O mal, evidentemente, não está nos fones, mas no volume do tocador de músicas, que precisa estar perigosamente alto para neutralizar os ruídos irritantes. Esta atitude certamente não consegue contribuir para melhorar a audição.
A solução mais simples é sair mais cedo de casa, ou arranjar um emprego em que não seja necessário apertar-se nos coletivos brasileiros, com raras exceções. Os fones de ouvidos são caixas acústicas embutidas no ouvido e, com a tecnologia dos ímãs de neodímio, a potência atinge níveis absurdos. Considere utilizar esta estratégia duas vezes por dia, e a exposição pode chegar a mais de dez horas semanais.
Desculpem-me pelo trocadilho, mas a poluição sonora é a mais “silenciosa” de todas.
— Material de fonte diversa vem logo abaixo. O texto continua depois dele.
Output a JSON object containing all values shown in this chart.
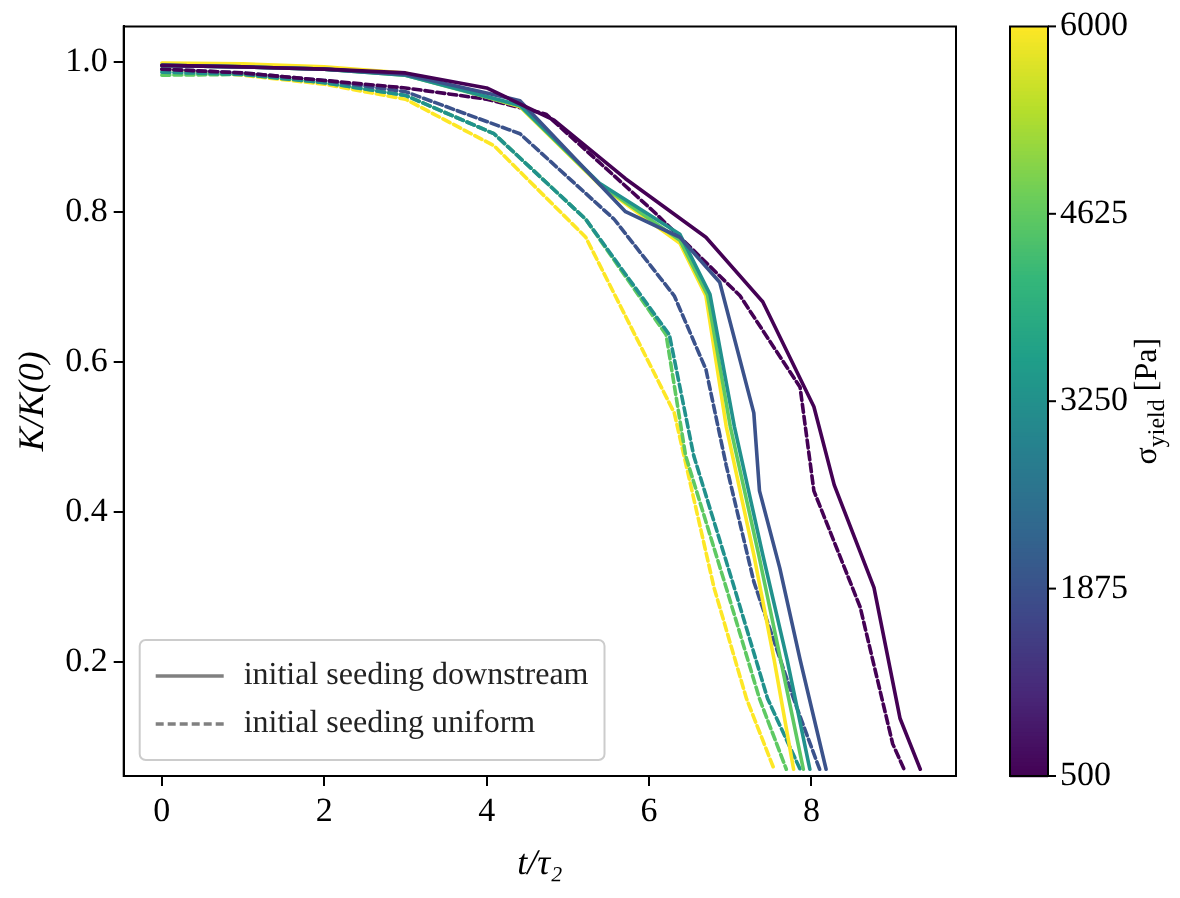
{
  "chart_data": {
    "type": "line",
    "xlabel": "t/τ₂",
    "ylabel": "K/K(0)",
    "clabel": "σ$_{yield}$ [Pa]",
    "xlim": [
      -0.47,
      9.78
    ],
    "ylim": [
      0.048,
      1.047
    ],
    "xticks": [
      0,
      2,
      4,
      6,
      8
    ],
    "yticks": [
      0.2,
      0.4,
      0.6,
      0.8,
      {
        "value": 1,
        "label": "1.0"
      }
    ],
    "clim": [
      500,
      6000
    ],
    "cticks": [
      500,
      1875,
      3250,
      4625,
      6000
    ],
    "grid": false,
    "legend": "bottom left",
    "marker": "none",
    "series": [
      {
        "color": "#440154",
        "line_style": "solid",
        "x": [
          0,
          1,
          2,
          3,
          4,
          4.83,
          5.71,
          6.7,
          7.4,
          8.03,
          8.28,
          8.77,
          9.09,
          9.34
        ],
        "values": [
          0.995,
          0.993,
          0.99,
          0.985,
          0.965,
          0.922,
          0.844,
          0.766,
          0.68,
          0.54,
          0.436,
          0.299,
          0.125,
          0.057
        ]
      },
      {
        "color": "#440154",
        "line_style": "dashed",
        "x": [
          0,
          1,
          2,
          3,
          4,
          4.73,
          6.06,
          7.12,
          7.86,
          8.03,
          8.6,
          9.0,
          9.14
        ],
        "values": [
          0.99,
          0.985,
          0.975,
          0.965,
          0.95,
          0.93,
          0.8,
          0.688,
          0.566,
          0.428,
          0.273,
          0.091,
          0.057
        ]
      },
      {
        "color": "#3b528b",
        "line_style": "solid",
        "x": [
          0,
          1,
          2,
          3,
          4.41,
          5.71,
          6.38,
          6.87,
          7.29,
          7.36,
          7.61,
          7.86,
          8.18
        ],
        "values": [
          0.995,
          0.993,
          0.99,
          0.983,
          0.948,
          0.8,
          0.766,
          0.706,
          0.532,
          0.428,
          0.325,
          0.203,
          0.057
        ]
      },
      {
        "color": "#3b528b",
        "line_style": "dashed",
        "x": [
          0,
          1,
          2,
          3,
          4.41,
          5.57,
          6.31,
          6.7,
          6.95,
          7.29,
          7.78,
          8.1
        ],
        "values": [
          0.99,
          0.985,
          0.975,
          0.96,
          0.904,
          0.79,
          0.688,
          0.59,
          0.462,
          0.307,
          0.151,
          0.057
        ]
      },
      {
        "color": "#21918c",
        "line_style": "solid",
        "x": [
          0,
          1,
          2,
          3,
          4.41,
          5.39,
          6.38,
          6.75,
          7.05,
          7.4,
          7.7,
          7.98
        ],
        "values": [
          0.995,
          0.993,
          0.99,
          0.982,
          0.942,
          0.838,
          0.77,
          0.69,
          0.514,
          0.343,
          0.203,
          0.057
        ]
      },
      {
        "color": "#21918c",
        "line_style": "dashed",
        "x": [
          0,
          1,
          2,
          3,
          4.09,
          5.22,
          6.25,
          6.55,
          7.05,
          7.46,
          7.86
        ],
        "values": [
          0.986,
          0.983,
          0.972,
          0.955,
          0.904,
          0.79,
          0.636,
          0.475,
          0.299,
          0.151,
          0.057
        ]
      },
      {
        "color": "#5ec962",
        "line_style": "solid",
        "x": [
          0,
          1,
          2,
          3,
          4.41,
          5.39,
          6.38,
          6.72,
          7.0,
          7.35,
          7.62,
          7.9
        ],
        "values": [
          0.995,
          0.993,
          0.99,
          0.982,
          0.941,
          0.837,
          0.762,
          0.689,
          0.514,
          0.343,
          0.203,
          0.057
        ]
      },
      {
        "color": "#5ec962",
        "line_style": "dashed",
        "x": [
          0,
          1,
          2,
          3,
          4.09,
          5.22,
          6.21,
          6.45,
          6.95,
          7.36,
          7.69
        ],
        "values": [
          0.982,
          0.983,
          0.972,
          0.955,
          0.904,
          0.79,
          0.636,
          0.475,
          0.299,
          0.151,
          0.057
        ]
      },
      {
        "color": "#fde725",
        "line_style": "solid",
        "x": [
          0,
          1,
          2,
          3,
          4.41,
          5.39,
          6.38,
          6.7,
          6.95,
          7.29,
          7.54,
          7.78
        ],
        "values": [
          0.998,
          0.997,
          0.993,
          0.985,
          0.94,
          0.836,
          0.758,
          0.688,
          0.514,
          0.343,
          0.203,
          0.057
        ]
      },
      {
        "color": "#fde725",
        "line_style": "dashed",
        "x": [
          0,
          1,
          2,
          3,
          4.09,
          5.22,
          6.31,
          6.8,
          7.2,
          7.54
        ],
        "values": [
          0.99,
          0.982,
          0.97,
          0.95,
          0.888,
          0.766,
          0.532,
          0.299,
          0.151,
          0.057
        ]
      },
      {
        "name": "initial seeding downstream",
        "color": "#808080",
        "line_style": "solid"
      },
      {
        "name": "initial seeding uniform",
        "color": "#808080",
        "line_style": "dashed"
      }
    ]
  }
}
O ar poluído agride os olhos e as vias aéreas imediatamente, uma rua cheia de cartazes e outdoors coloridos provoca irritação e cansaço visual, mas a poluição sonora age lentamente, instalando a surdez passo a passo.
Já bastam as agressões inevitáveis do dia a dia: não é necessário aumentar a lista com um tocador de música sempre ligado “no talo”. Mais um motivo: as buzinas, palavrões de motoristas, conversas em som alto e muito mais ficam apenas escondidas, mas as ondas sonoras continuam sendo captadas pelos nossos pavilhões auditivos.
Recuperando a audição
Até a década de 1980, acreditava-se que a perda de audição e o zumbido constante eram causados por células mortas do interior de diversos setores do ouvido, mas a contribuição da tecnologia para a produção de instrumentos de avaliação mais sofisticados constatou que estes “tijolinhos” orgânicos não estão mortos, apenas disfuncionais.
Diversos sistemas são utilizados para reconstituir a funcionalidade destas células. A recuperação da audição, porém, pode não ser completa: em alguns casos, a correção ocorre apenas com o uso de aparelhos de surdez.
Um programa desenvolvido na Coreia do Sul, o Hearing Guardian (“guardião da audição”) consegue recapacitar estas células para o cumprimento de suas funções originais: conduzir os estímulos sonoros para que o centro auditivo do córtex cerebral os interprete.
Em testes com o Hearing Guardian com grupos selecionados de dez pessoas cada, todas com problemas de audição, foram aplicadas sessões de 30 minutos, duas vezes por dia ao longo de duas semanas. Os resultados foram expressivos: 70% dos candidatos acusaram melhoras substanciais.